First, type I error comparison was done for the 6 existing methods. Estimation of type I error generally requires a large number of replicates (N) and a large sample size (n) in order to generate a reliable estimate at a stringent level of significance α. The type I error is estimated as the proportion of null datasets in which the p-value ≤ α. We considered significance levels of α = 0.01 and 0.05. At α = 0.01, one expects to find one ‘non-null’ dataset out of every 100 null datasets. Hence, for this purpose, we simulated N = 10, 000 null datasets with n = 4, 000 independent individuals. Table 1 shows the type I errors (along with 100(1 − α)% confidence intervals of the estimates) for each of the methods for 4 values of ρ: −0.8, −0.2, 0.2, 0.8. For high magnitude of correlation ρ, notice that Fisher’s method has inflated type I error while minP is conservative. Unlike minP, TATES is not conservative since it corrects for the relatedness among the traits. SSU maintains proper type I error since the distribution of the test statistic incorporates the within trait correlation structure. As expected, MANOVA and MultiPhen maintain correct type I error.

Table 1.

Estimated type I errors of the afore mentioned existing association tests for K = 2 correlated traits. 4 values of pairwise correlation ρ were considered. The p-values were calculated for 10, 000 null datasets with 4, 000 unrelated individuals. Type I error rate was calculated as the proportion of null datasets with p-value ≤ α. The 100(1 − α)% confidence intervals for the estimates are provided in square braces.
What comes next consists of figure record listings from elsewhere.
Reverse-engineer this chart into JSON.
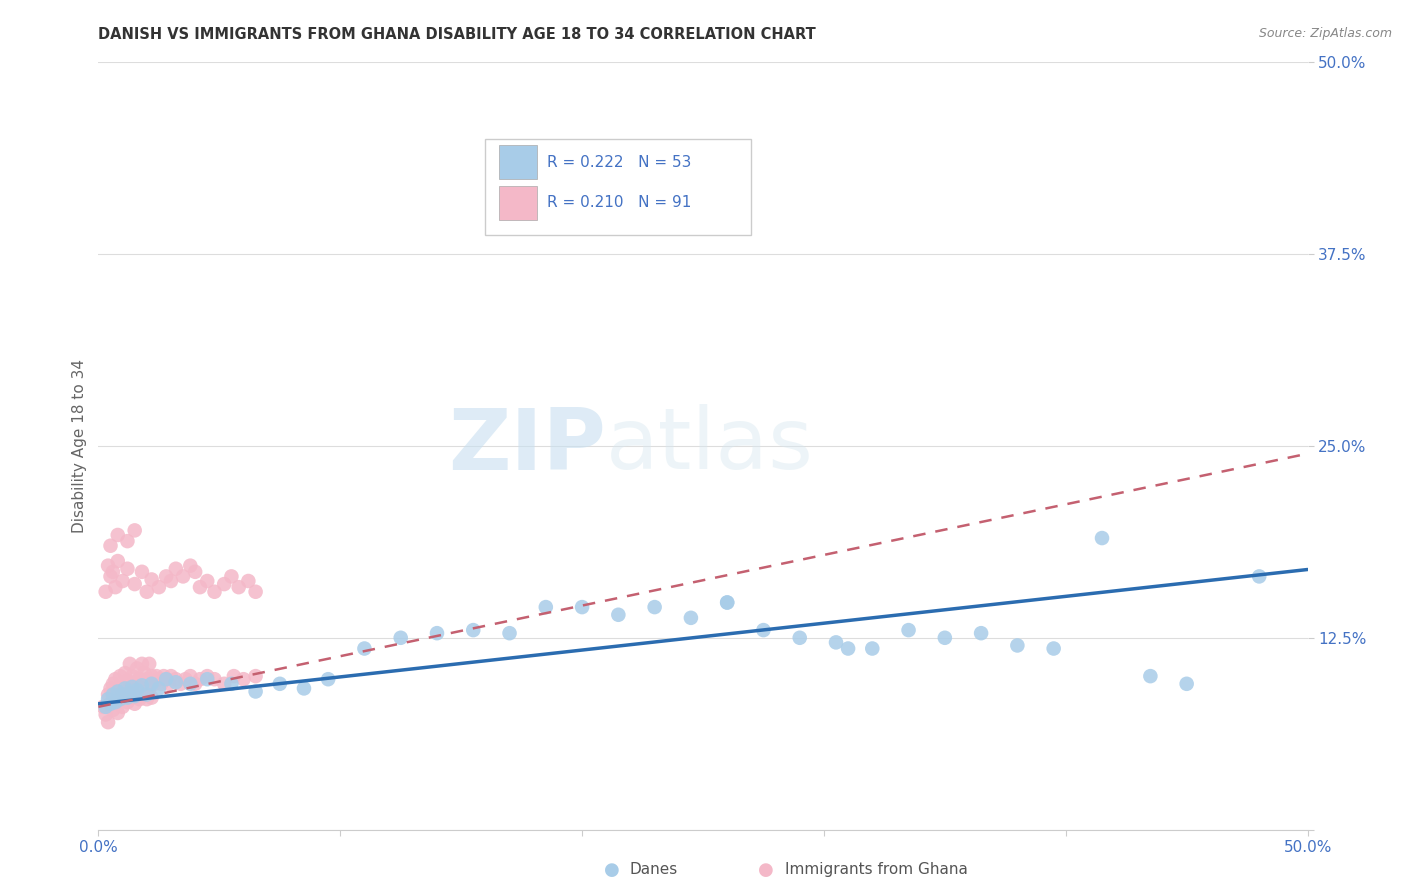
{
  "title": "DANISH VS IMMIGRANTS FROM GHANA DISABILITY AGE 18 TO 34 CORRELATION CHART",
  "source": "Source: ZipAtlas.com",
  "ylabel": "Disability Age 18 to 34",
  "xlim": [
    0.0,
    0.5
  ],
  "ylim": [
    0.0,
    0.5
  ],
  "danes_R": 0.222,
  "danes_N": 53,
  "ghana_R": 0.21,
  "ghana_N": 91,
  "legend_label_danes": "Danes",
  "legend_label_ghana": "Immigrants from Ghana",
  "danes_color": "#a8cce8",
  "ghana_color": "#f4b8c8",
  "danes_line_color": "#2b6cb0",
  "ghana_line_color": "#c46070",
  "watermark_zip": "ZIP",
  "watermark_atlas": "atlas",
  "danes_x": [
    0.003,
    0.004,
    0.005,
    0.006,
    0.007,
    0.008,
    0.009,
    0.01,
    0.011,
    0.012,
    0.013,
    0.014,
    0.015,
    0.016,
    0.018,
    0.02,
    0.022,
    0.025,
    0.028,
    0.032,
    0.038,
    0.045,
    0.055,
    0.065,
    0.075,
    0.085,
    0.095,
    0.11,
    0.125,
    0.14,
    0.155,
    0.17,
    0.185,
    0.2,
    0.215,
    0.23,
    0.245,
    0.26,
    0.275,
    0.29,
    0.305,
    0.32,
    0.335,
    0.35,
    0.365,
    0.38,
    0.395,
    0.415,
    0.435,
    0.45,
    0.26,
    0.31,
    0.48
  ],
  "danes_y": [
    0.08,
    0.085,
    0.082,
    0.088,
    0.083,
    0.09,
    0.085,
    0.088,
    0.092,
    0.086,
    0.089,
    0.093,
    0.087,
    0.091,
    0.094,
    0.088,
    0.095,
    0.092,
    0.098,
    0.096,
    0.095,
    0.098,
    0.095,
    0.09,
    0.095,
    0.092,
    0.098,
    0.118,
    0.125,
    0.128,
    0.13,
    0.128,
    0.145,
    0.145,
    0.14,
    0.145,
    0.138,
    0.148,
    0.13,
    0.125,
    0.122,
    0.118,
    0.13,
    0.125,
    0.128,
    0.12,
    0.118,
    0.19,
    0.1,
    0.095,
    0.148,
    0.118,
    0.165
  ],
  "ghana_x": [
    0.002,
    0.003,
    0.004,
    0.004,
    0.005,
    0.005,
    0.006,
    0.006,
    0.007,
    0.007,
    0.008,
    0.008,
    0.009,
    0.009,
    0.01,
    0.01,
    0.011,
    0.011,
    0.012,
    0.012,
    0.013,
    0.013,
    0.014,
    0.014,
    0.015,
    0.015,
    0.016,
    0.016,
    0.017,
    0.017,
    0.018,
    0.018,
    0.019,
    0.019,
    0.02,
    0.02,
    0.021,
    0.021,
    0.022,
    0.022,
    0.023,
    0.024,
    0.025,
    0.026,
    0.027,
    0.028,
    0.029,
    0.03,
    0.032,
    0.034,
    0.036,
    0.038,
    0.04,
    0.042,
    0.045,
    0.048,
    0.052,
    0.056,
    0.06,
    0.065,
    0.003,
    0.005,
    0.007,
    0.004,
    0.006,
    0.008,
    0.01,
    0.012,
    0.015,
    0.018,
    0.02,
    0.022,
    0.025,
    0.028,
    0.03,
    0.032,
    0.035,
    0.038,
    0.04,
    0.042,
    0.045,
    0.048,
    0.052,
    0.055,
    0.058,
    0.062,
    0.065,
    0.005,
    0.008,
    0.012,
    0.015
  ],
  "ghana_y": [
    0.08,
    0.075,
    0.07,
    0.088,
    0.082,
    0.092,
    0.078,
    0.095,
    0.083,
    0.098,
    0.076,
    0.09,
    0.085,
    0.1,
    0.08,
    0.093,
    0.088,
    0.102,
    0.083,
    0.097,
    0.092,
    0.108,
    0.086,
    0.1,
    0.082,
    0.096,
    0.09,
    0.105,
    0.085,
    0.098,
    0.092,
    0.108,
    0.088,
    0.102,
    0.085,
    0.098,
    0.092,
    0.108,
    0.086,
    0.1,
    0.095,
    0.1,
    0.098,
    0.095,
    0.1,
    0.098,
    0.095,
    0.1,
    0.098,
    0.095,
    0.098,
    0.1,
    0.095,
    0.098,
    0.1,
    0.098,
    0.095,
    0.1,
    0.098,
    0.1,
    0.155,
    0.165,
    0.158,
    0.172,
    0.168,
    0.175,
    0.162,
    0.17,
    0.16,
    0.168,
    0.155,
    0.163,
    0.158,
    0.165,
    0.162,
    0.17,
    0.165,
    0.172,
    0.168,
    0.158,
    0.162,
    0.155,
    0.16,
    0.165,
    0.158,
    0.162,
    0.155,
    0.185,
    0.192,
    0.188,
    0.195
  ]
}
α	ρ	Fisher	minP	TATES	SSU	MANOVA	MultiPhen
0.01	−0.8	0.029 [0.024, 0.033]	0.009 [0.006, 0.011]	0.012 [0.009, 0.014]	0.010 [0.008, 0.013]	0.009 [0.007, 0.012]	0.010 [0.008, 0.013]
	−0.2	0.012 [0.009, 0.015]	0.011 [0.008, 0.014]	0.011 [0.009, 0.014]	0.011 [0.008, 0.013]	0.011 [0.008, 0.014]	0.011 [0.008, 0.013]
	0.2	0.011 [0.008, 0.014]	0.010 [0.008, 0.013]	0.010 [0.008, 0.013]	0.010 [0.007, 0.012]	0.011 [0.008, 0.013]	0.010 [0.008, 0.013]
	0.8	0.026 [0.022, 0.030]	0.008 [0.006, 0.011]	0.012 [0.009, 0.015]	0.009 [0.007, 0.012]	0.009 [0.007, 0.012]	0.009 [0.007, 0.012]
0.05	−0.8	0.079 [0.074, 0.084]	0.039 [0.036, 0.044]	0.053 [0.049, 0.057]	0.049 [0.045, 0.054]	0.049 [0.045, 0.054]	0.048 [0.044, 0.053]
	−0.2	0.053 [0.049, 0.057]	0.051 [0.046, 0.055]	0.052 [0.048, 0.056]	0.049 [0.045, 0.054]	0.051 [0.046, 0.055]	0.051 [0.047, 0.055]
	0.2	0.051 [0.047, 0.056]	0.049 [0.045, 0.054]	0.051 [0.047, 0.056]	0.05 [0.046, 0.054]	0.052 [0.048, 0.056]	0.05 [0.046, 0.054]
	0.8	0.079 [0.074, 0.084]	0.039 [0.035, 0.043]	0.055 [0.05, 0.059]	0.047 [0.043, 0.051]	0.052 [0.047, 0.056]	0.051 [0.047, 0.055]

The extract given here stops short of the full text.